Сейчас у меня именно то настроение, когда я готов убеждать перваго попавшагося человека в том, что кругом его заговор и секрет, и в том, что, кажется, я разгадал этот секрет и раскрыл этот заговор – одним словом, у меня moment phiosophique, и я только и могу делать, что вдевать одно колечко в другое, одевать словами мысли, которыя, конечно, Вам, мой милый, кажутся мыслями безумца, и в споре с Вами забывать о постоянном и неустающем маятнике.

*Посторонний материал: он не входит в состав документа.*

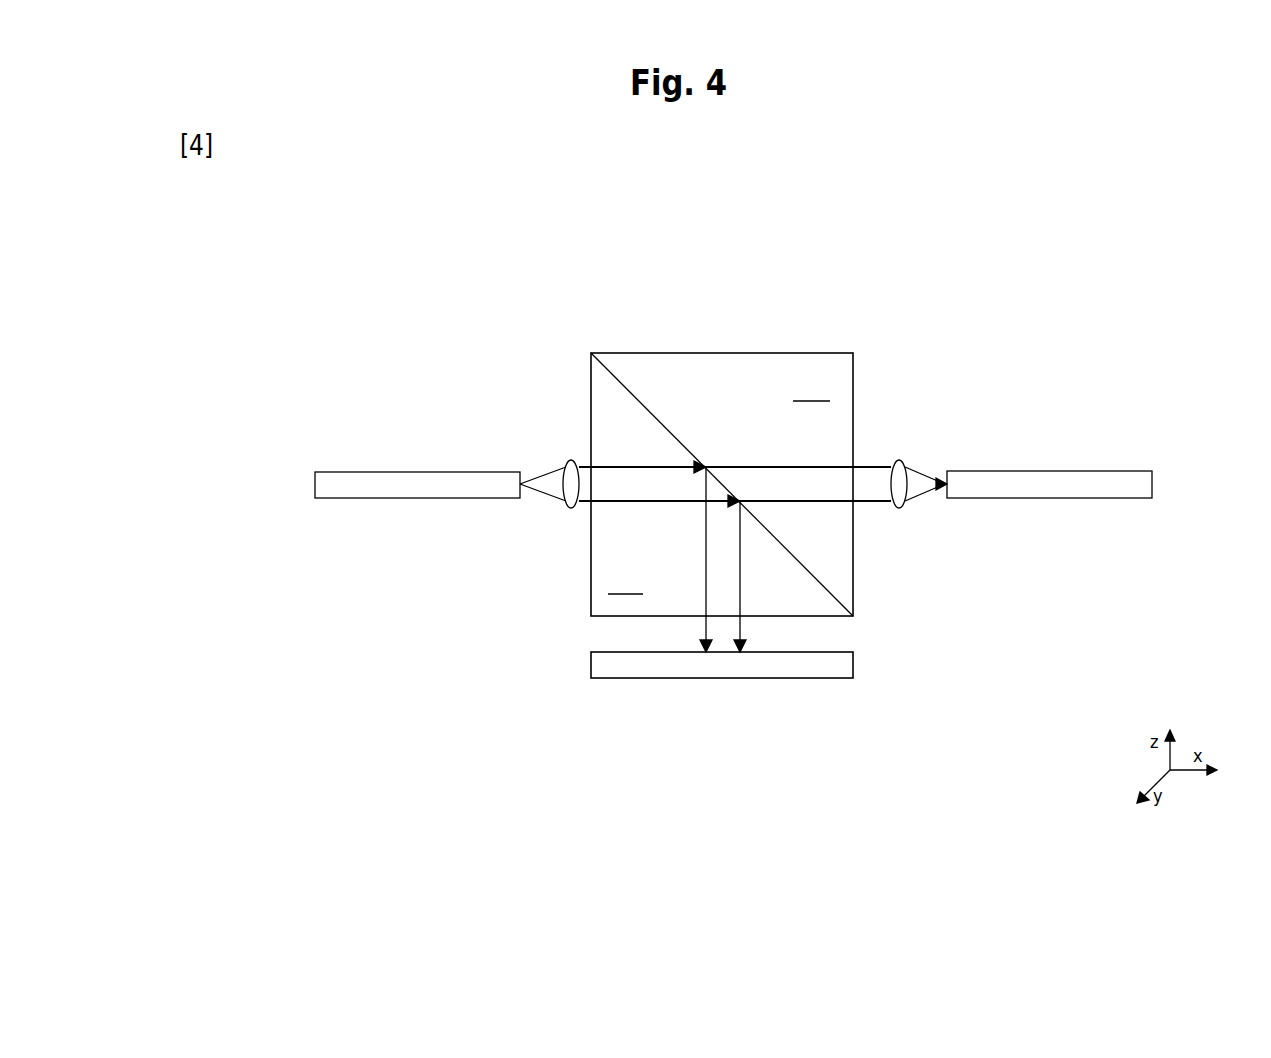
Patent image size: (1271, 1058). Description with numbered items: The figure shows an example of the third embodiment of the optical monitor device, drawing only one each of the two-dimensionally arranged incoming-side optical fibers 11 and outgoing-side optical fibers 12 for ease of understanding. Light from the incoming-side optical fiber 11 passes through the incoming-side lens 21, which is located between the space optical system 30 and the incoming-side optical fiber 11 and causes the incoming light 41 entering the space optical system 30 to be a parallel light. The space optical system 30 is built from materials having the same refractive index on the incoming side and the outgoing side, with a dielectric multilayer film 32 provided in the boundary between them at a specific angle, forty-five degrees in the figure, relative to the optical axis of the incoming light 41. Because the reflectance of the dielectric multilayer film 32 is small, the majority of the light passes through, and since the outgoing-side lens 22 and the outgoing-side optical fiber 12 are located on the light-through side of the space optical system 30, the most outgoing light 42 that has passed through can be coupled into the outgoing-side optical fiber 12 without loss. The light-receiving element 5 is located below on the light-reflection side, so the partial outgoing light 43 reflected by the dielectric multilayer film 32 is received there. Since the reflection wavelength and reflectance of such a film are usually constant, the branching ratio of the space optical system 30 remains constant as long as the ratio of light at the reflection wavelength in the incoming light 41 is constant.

The incoming-side optical fiber 11 is at (351, 482).
The incoming-side lens 21 is at (568, 460).
The space optical system 30 is at (671, 369).
The dielectric multilayer film 32 is at (681, 441).
The outgoing-side lens 22 is at (900, 462).
The outgoing-side optical fiber 12 is at (1022, 482).
The incoming light 41 is at (582, 507).
The most outgoing light 42 is at (875, 503).
The partial outgoing light 43 is at (705, 625).
The light-receiving element 5 is at (717, 665).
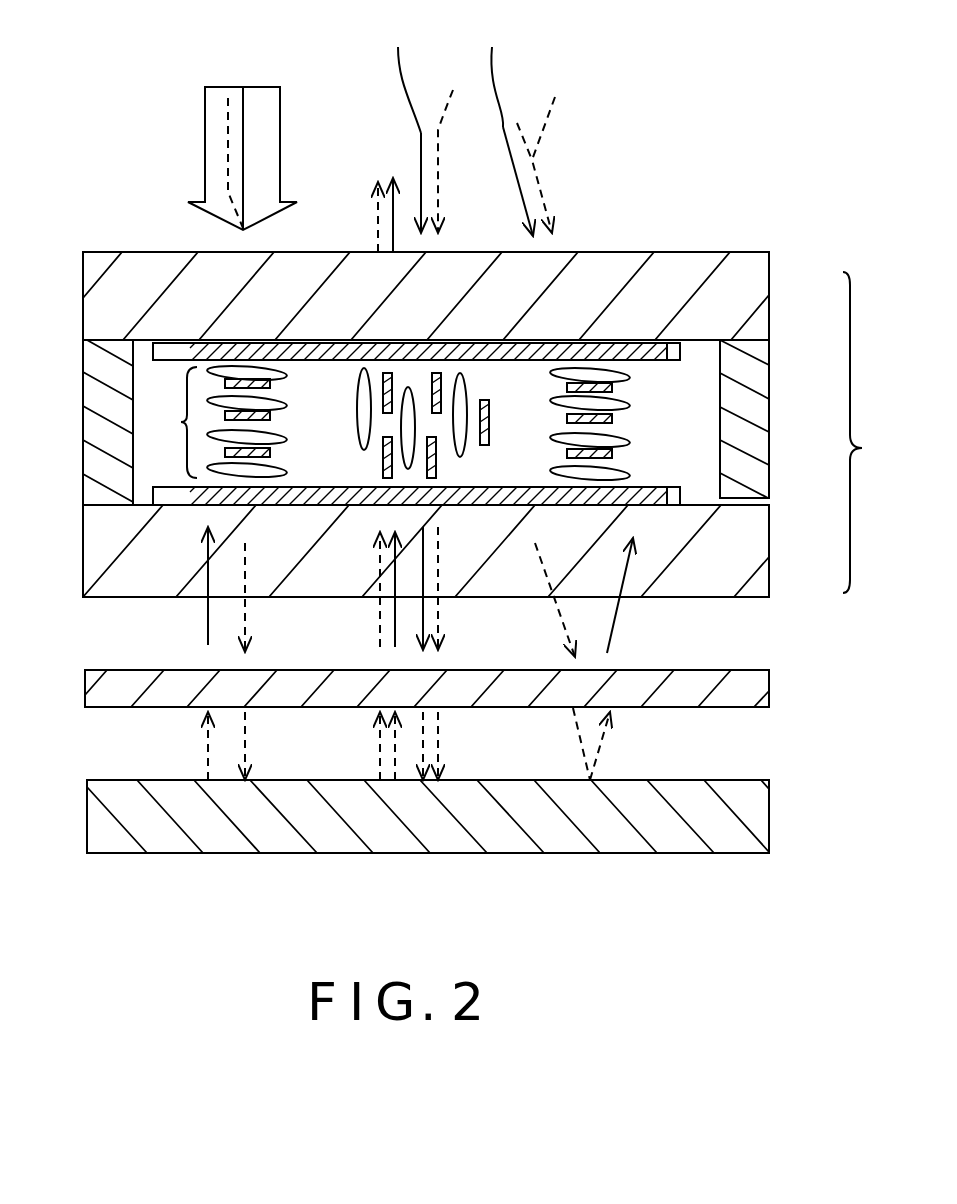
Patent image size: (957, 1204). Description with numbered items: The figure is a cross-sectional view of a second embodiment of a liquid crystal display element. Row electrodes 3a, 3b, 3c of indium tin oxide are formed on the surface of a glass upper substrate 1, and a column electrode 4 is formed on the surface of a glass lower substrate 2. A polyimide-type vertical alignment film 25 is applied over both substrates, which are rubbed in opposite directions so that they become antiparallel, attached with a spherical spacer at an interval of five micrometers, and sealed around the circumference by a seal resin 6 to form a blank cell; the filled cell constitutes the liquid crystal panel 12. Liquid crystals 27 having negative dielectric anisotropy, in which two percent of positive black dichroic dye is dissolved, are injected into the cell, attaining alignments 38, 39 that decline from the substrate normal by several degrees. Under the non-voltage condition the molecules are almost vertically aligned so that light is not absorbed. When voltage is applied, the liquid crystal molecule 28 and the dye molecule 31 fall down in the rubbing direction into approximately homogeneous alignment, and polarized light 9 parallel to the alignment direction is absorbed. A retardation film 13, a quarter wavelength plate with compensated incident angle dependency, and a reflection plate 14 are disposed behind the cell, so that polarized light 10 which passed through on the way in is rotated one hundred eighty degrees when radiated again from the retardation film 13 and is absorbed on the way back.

The upper substrate 1 is at (737, 307).
The lower substrate 2 is at (737, 555).
The row electrode 3a is at (197, 343).
The row electrode 3b is at (497, 353).
The row electrode 3c is at (640, 343).
The column electrode 4 is at (743, 500).
The seal resin 6 is at (103, 403).
The polarized light 9 is at (280, 107).
The polarized light 10 is at (243, 228).
The liquid crystal panel 12 is at (877, 432).
The retardation film 13 is at (742, 690).
The reflection plate 14 is at (740, 818).
The alignment film 25 is at (683, 343).
The liquid crystals 27 is at (211, 422).
The liquid crystal molecule 28 is at (282, 343).
The dye molecule 31 is at (233, 352).
The alignment 38 is at (461, 457).
The alignment 39 is at (489, 408).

Moment philosophique! Зачем только я употребил это французское выражение! Критика непременно ткнет в него своей тупой иголочкой, повертит ею в воздухе, и, в конце концов, я буду очернен ею безповоротно: «Ага», скажет она: «в детстве он не понимал по-французски ни слова, а нынче литературныя свои произведения озаглавливает по-французски – где-же тут литературная писательская честность?»

Но Бог с ней, с критикой – Чехов определил ее отлично[2]. Так вот, милый мой, осерьезте на минутку Ваше лицо, оставьте смотреть в зеркало на чудесный Ваш пиджак, не бросайте мне в лицо с хохотом апельсинных корок и не делайте ни бровью, ни уголками рта презрения ко всему тому, что я говорю Вам.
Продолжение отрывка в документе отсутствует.